On my old Dell of almost 6 years (and my old Gateway before it), I have the habit of shutting it down when I go to bed. Once I start it up in the morning I leave it on all day. Sometimes it stays on for more than a day at a time, like if I'm doing a scheduled weekly overnight virus scan that takes a long time.
I think it is good to "exercise" the computer this way. Here is why: As you know when metal heats up it expands and contracts when it cools. Particularly the hard drive(s) which get very hot.

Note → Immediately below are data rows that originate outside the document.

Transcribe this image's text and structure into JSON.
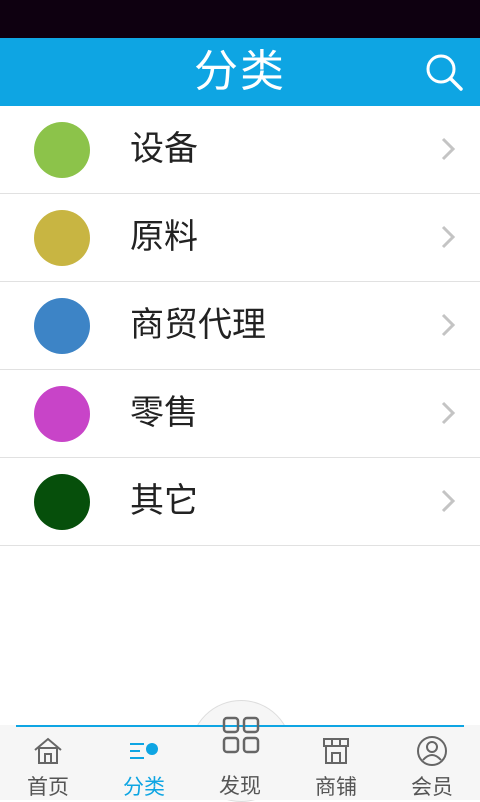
{
  "header": {
    "title": "分类"
  },
  "categories": [
    {
      "label": "设备",
      "color": "#8cc34a"
    },
    {
      "label": "原料",
      "color": "#c8b542"
    },
    {
      "label": "商贸代理",
      "color": "#3d84c6"
    },
    {
      "label": "零售",
      "color": "#c844c8"
    },
    {
      "label": "其它",
      "color": "#064f0b"
    }
  ],
  "tabbar": {
    "home": {
      "label": "首页",
      "icon": "home-icon"
    },
    "category": {
      "label": "分类",
      "icon": "category-icon"
    },
    "discover": {
      "label": "发现",
      "icon": "grid-icon"
    },
    "shop": {
      "label": "商铺",
      "icon": "store-icon"
    },
    "member": {
      "label": "会员",
      "icon": "user-icon"
    }
  },
  "colors": {
    "accent": "#0ea5e3",
    "status_bar": "#0e0010"
  }
}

I had a buddy of mine 10 years ago after we bought identical Gateway desktops at the same time. I turned mine off every night while he left his on all the time. Well that Summer after buying it he went on a family vacation and decided to turn it off while they were gone, in case of storm related power failures and stuff. When he got back after a week and turned it on it wouldn't boot! The hard drives were so hot running all the time that being off a week caused the metal parts inside to over-contract and warp!
Plus, from my own experience before that, I had a computer that I did run 24 hours a day to host a dial-up BBS before the Internet days. I remember going through several hard drives along the way.
Maybe there were just crappier unreliable components back then though. Now I guess with modern computers having powersave modes, that may help some.
But I'll be getting my new gaming PC tomorrow and plan to do as I have always done.